February 21st, 2004, 06:04 AM
Help to stop hijacking my email server
I have a question i would like to ask that somebody maybe able to help me with and point me in the right direction.
I run my own server from home , Its more of just a hobby site than anything and a place for me to learn , My site is a php-nuke site and i run apserv , which consists of apache, mysql and php , and i also use qk smtp server to send the activation emails the emails get sent via mail() and in qk smtp they arrive via firstname.lastname@example.org, it also sends emails from the forum when people are watching topics , now everything works fine but everynow and then, not very often it has happened about 3 times this year so far somebody has hijacked my email server to send large amounts of email, i presume they are just spam mail as the arrive with random sender , iw email@example.com , there are mass amounts of these normally i catch it when i get up in the morning but not before about 30,000 have been sent and another 50,000 in the que before i shut the email server down and delete the que , is there anyway that i can stop this and safe guard this from happening again , is there a better email server i could use maybe , taking into account all it is used for is sending emails.
Any advice would be most helpful
March 22nd, 2004, 11:35 PM
Simple solution for you. Download Zone Alarm (freeware version) and BLOCK all incoming connections to the port 25 on your pc. That's it you can bid good bye to those hijackers
Another way (depending if you're a technical guy) is you can configure your email server to AUTHENTICATE all users before sending emails so that only genuine user(s) of your email server would be able to avail the SMTP facility of your email server.
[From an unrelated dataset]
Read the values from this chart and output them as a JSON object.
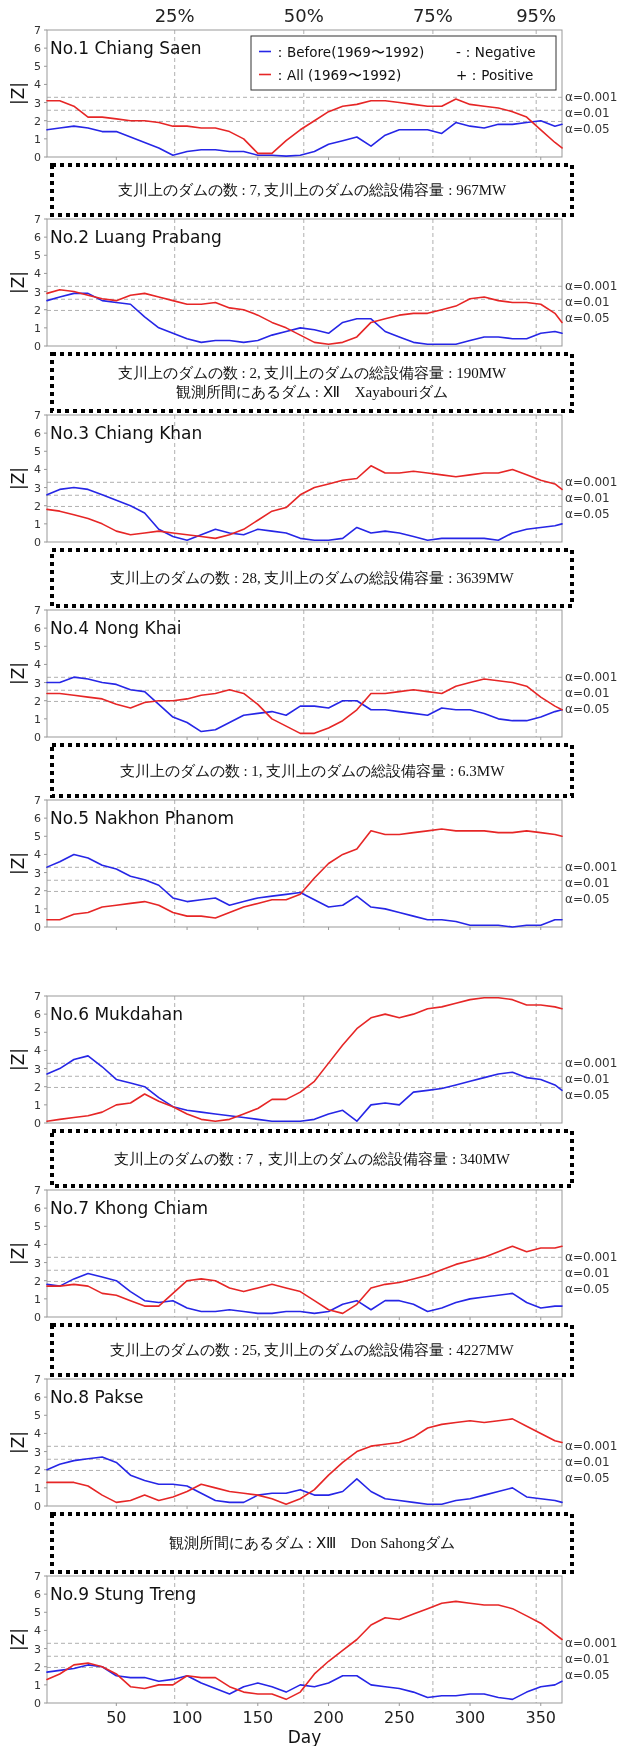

But i'd suggest you go with solution no. 1, i mean why even entertain traffic from trouble makers coz they will try to hammer your server again and again. With solution 1 your pc will not respond to them at all.
Hope this helps.
March 26th, 2004, 12:18 AM
Check with qk smtp server if you have an option for authorizing the user before sending out emails. If yes, then you can set it to authorize users before sending out emails and those who are not allowed won't be able to relay emails using your mail server.
March 29th, 2004, 10:07 PM
only allow your local network to send mail.
Sounds to me like you are indeed an open mail relay and orbs etc will block you sooner or later.
Either that or you have in fact been compromised and need to rebuild server.
(You dont HAVE TO rebuild, but you never know what secrets they have left for you so is the prudent thing to do.)